Jaruzelski: Alles ist möglich

■ Treffen des polnischen Präsidenten mit Oppositionschef Walesa / Solidarnosc: Entweder Regierungsbildung oder Schattenkabinett / Koalitionsregierung für Solidarnosc unannehmbar

Warschau (afp/taz) - Entweder wird die „Solidarität“ mit der Regierungsbildung in Polen beauftragt oder sie wird sofort ein Schattenkabinett nach britischem Vorbild bilden. Diese beiden Alternativen nannte der polnische Arbeiterführer und Oppositionschef Lech Walesa als Ausgangsposition seines gestrigen Gesprächs mit dem polnischen Staatspräsidenten Jaruzelski. Während Jaruzelski das bevorstehende Treffen mit der bemerkenswerten Äußerung „Ich glaube, daß alles möglich ist“ kommentierte, gab sich Walesa eher skeptisch. Er glaube nicht, daß der Präsident Solidarnosc mit der Regierungsbildung beauftrage. Walesa versicherte dennoch, die „Solidarität“ sei bereit, eine Ministerriege aufzustellen, die das scheidende Kabinett von Ministerpräsident Rakowski ablösen könnte.
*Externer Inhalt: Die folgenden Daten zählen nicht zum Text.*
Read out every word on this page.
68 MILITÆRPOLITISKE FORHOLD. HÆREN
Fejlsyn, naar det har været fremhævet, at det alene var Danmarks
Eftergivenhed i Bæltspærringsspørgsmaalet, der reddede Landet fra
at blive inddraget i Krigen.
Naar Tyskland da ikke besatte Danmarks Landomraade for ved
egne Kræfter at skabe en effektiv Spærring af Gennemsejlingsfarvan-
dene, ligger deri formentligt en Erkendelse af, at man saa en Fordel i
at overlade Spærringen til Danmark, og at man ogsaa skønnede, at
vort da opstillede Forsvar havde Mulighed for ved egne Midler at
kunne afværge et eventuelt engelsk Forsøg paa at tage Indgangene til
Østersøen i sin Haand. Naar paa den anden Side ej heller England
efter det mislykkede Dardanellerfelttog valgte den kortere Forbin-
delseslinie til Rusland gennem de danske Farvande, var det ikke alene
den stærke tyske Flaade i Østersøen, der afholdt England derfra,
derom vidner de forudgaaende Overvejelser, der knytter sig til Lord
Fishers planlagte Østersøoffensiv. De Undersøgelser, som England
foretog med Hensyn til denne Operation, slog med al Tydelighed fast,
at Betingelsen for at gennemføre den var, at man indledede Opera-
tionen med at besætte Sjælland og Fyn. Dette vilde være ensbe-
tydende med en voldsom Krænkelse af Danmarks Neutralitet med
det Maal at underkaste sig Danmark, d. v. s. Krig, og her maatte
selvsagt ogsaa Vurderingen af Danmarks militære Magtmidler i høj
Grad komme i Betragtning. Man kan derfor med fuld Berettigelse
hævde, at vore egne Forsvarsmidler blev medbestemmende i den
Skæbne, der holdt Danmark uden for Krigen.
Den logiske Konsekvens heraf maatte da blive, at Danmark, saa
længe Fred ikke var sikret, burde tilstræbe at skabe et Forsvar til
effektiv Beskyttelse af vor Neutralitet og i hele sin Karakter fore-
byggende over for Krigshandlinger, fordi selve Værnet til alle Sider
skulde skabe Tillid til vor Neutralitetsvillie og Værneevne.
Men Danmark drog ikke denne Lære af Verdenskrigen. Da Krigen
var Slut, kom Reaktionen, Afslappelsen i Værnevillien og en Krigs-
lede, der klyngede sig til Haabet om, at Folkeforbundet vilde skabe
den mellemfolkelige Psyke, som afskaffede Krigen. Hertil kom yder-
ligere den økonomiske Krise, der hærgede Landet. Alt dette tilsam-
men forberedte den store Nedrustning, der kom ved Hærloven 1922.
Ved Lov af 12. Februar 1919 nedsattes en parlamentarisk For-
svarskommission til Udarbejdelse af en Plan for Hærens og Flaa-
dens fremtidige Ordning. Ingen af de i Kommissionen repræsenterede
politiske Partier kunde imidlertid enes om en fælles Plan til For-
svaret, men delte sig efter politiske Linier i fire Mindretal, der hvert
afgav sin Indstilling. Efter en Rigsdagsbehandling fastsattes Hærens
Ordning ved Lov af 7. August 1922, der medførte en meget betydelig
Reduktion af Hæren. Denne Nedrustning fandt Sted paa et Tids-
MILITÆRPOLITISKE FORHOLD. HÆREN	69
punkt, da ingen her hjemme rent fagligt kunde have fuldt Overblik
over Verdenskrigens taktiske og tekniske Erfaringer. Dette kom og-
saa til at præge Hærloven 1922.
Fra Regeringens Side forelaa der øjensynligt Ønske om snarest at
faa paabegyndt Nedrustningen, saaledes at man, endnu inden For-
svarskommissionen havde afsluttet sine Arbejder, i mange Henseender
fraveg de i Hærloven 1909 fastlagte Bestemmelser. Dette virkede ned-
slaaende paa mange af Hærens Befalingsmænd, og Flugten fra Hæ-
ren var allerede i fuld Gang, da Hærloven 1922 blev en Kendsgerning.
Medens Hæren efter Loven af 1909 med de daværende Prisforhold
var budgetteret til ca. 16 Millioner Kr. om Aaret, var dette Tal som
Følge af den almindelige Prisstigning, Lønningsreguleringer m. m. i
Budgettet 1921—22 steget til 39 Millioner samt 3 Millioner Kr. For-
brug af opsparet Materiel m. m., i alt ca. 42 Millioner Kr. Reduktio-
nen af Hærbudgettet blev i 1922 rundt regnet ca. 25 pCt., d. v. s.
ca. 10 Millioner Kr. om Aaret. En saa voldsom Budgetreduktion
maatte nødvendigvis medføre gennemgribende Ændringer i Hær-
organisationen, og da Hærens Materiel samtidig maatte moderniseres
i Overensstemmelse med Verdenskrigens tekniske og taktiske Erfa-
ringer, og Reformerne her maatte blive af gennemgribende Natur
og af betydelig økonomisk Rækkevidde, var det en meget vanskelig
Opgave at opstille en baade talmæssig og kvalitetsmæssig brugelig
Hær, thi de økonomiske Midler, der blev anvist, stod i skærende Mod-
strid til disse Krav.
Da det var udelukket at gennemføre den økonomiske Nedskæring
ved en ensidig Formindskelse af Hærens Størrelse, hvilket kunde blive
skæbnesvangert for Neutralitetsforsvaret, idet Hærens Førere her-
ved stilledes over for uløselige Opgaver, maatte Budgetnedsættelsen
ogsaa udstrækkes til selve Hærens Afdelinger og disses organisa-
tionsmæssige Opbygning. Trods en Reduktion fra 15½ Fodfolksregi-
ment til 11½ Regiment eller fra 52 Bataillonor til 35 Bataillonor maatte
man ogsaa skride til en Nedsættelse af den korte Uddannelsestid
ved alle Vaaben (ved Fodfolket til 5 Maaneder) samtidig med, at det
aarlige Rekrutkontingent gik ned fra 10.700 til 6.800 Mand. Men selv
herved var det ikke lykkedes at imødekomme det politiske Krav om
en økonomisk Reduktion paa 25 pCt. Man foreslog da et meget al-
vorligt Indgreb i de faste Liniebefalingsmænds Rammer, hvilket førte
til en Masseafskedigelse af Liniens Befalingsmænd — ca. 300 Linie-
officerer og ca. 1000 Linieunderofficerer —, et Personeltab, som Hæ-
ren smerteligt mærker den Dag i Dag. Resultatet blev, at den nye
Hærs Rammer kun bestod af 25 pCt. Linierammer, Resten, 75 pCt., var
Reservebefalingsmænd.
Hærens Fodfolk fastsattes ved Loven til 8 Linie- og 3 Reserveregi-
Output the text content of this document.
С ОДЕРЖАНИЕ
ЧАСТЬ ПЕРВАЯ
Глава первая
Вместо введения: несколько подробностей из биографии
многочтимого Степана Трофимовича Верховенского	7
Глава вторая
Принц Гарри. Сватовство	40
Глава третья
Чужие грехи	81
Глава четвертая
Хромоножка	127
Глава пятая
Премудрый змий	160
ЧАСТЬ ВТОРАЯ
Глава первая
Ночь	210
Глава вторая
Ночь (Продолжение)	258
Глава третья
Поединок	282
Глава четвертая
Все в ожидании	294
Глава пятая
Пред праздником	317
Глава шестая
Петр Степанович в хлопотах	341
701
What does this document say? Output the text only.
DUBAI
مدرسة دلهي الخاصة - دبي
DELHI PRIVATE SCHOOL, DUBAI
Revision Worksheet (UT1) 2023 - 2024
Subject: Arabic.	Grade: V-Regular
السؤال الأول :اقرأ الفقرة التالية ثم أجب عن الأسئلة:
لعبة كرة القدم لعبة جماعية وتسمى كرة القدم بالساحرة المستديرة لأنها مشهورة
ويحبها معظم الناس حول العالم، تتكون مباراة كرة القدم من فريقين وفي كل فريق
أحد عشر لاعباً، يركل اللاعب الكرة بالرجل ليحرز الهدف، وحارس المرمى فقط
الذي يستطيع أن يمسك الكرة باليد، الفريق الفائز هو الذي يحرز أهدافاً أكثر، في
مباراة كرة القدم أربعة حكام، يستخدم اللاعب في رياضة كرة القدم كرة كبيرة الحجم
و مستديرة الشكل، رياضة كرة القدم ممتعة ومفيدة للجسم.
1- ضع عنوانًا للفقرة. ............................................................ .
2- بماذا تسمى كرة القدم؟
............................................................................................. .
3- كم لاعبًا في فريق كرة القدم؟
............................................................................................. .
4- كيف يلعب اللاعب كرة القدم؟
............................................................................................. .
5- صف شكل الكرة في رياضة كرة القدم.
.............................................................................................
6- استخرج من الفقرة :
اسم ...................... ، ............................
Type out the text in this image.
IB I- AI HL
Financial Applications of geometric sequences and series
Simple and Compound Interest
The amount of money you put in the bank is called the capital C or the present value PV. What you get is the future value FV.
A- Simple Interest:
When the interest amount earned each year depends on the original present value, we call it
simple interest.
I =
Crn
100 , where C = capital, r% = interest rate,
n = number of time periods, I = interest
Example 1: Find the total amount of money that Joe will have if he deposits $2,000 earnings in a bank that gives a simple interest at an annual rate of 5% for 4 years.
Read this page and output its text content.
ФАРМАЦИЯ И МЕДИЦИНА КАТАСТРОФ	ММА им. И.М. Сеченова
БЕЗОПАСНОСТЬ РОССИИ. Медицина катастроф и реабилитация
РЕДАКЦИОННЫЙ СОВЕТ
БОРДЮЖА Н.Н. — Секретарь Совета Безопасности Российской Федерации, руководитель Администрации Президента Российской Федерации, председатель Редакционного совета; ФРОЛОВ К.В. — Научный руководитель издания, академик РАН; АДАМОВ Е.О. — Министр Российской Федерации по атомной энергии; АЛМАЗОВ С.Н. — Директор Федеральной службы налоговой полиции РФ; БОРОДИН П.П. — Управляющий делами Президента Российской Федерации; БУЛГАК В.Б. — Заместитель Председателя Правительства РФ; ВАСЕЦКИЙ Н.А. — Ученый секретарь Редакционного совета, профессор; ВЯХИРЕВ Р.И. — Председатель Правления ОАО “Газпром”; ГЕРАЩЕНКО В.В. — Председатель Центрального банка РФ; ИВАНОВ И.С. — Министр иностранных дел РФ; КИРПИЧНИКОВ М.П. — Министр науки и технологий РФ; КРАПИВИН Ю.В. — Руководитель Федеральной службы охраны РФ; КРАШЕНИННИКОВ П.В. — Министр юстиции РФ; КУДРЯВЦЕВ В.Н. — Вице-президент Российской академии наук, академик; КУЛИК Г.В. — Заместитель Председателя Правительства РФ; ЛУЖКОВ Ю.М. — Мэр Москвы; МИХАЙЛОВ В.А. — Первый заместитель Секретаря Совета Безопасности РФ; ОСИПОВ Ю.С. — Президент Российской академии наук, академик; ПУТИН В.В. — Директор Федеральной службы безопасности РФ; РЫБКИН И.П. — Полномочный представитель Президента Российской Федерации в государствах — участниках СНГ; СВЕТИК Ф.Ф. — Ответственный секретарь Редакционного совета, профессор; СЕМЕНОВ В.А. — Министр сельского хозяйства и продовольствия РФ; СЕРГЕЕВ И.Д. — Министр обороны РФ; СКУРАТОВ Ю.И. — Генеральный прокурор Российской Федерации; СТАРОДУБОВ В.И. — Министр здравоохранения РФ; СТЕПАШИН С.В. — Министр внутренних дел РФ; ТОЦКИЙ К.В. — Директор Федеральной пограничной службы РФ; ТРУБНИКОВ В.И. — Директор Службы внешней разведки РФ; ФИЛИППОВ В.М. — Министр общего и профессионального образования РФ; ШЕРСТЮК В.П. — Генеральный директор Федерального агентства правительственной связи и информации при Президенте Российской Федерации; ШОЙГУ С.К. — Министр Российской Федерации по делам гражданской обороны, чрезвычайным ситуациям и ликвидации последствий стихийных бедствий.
Unmittelbar nach seiner Ankunft in Warschau hatte Walesa am Montag abend betont, Jaruzelskis Vorschlag einer Koalitionsregierung sei für die Solidarität unannehmbar. Das gibt die Stimmungslage in der Solidarnosc-Fraktion wieder. Während einige Abgeordnete, etwa Jaczek Kuron, eine Koalitionsregierung mit den Kommunisten für überlegenswert halten, bleibt die Mehrheit der Fraktion auf die Maximalposition einer reinen Solidarnosc-Regierung fixiert. Die Vorliebe für diese Variante scheint jedoch eher auf ihrem wahrscheinlichen Scheitern als auf der Verantwortungsbereitschaft der Oppositionsparlamentarier zu beruhen.

Ganz unverständlich ist diese Haltung nicht, stehen doch mit der Freigabe des Lebensmittelmarktes krisenträchtige Zeiten ins Haus. Die Preise werden voraussichtlich um das dreifache steigen, und der 80prozentige Lohnausgleich wird die steigenden Lebenshaltungskosten nicht decken, sondern in erster Linie die Inflation kräftig anheizen. Mit den vorhersehbaren Streiks wäre dann erstmals Solidarnosc mit Regierungsverantwortung konfrontiert.

Mit ähnlichen Visionen scheint sich auch der als neuer Ministerpräsident gehandelte Wladyslaw Baka herumzuschlagen. In den letzten Tagen signalisierte er in der Frage seiner möglichen Kandidatur eher Zurückhaltung. In einem Interview beschwor er den totalen Ruin der polnischen Wirtschaft, falls die bisherige Wirtschaftspolitik fortgesetzt werde.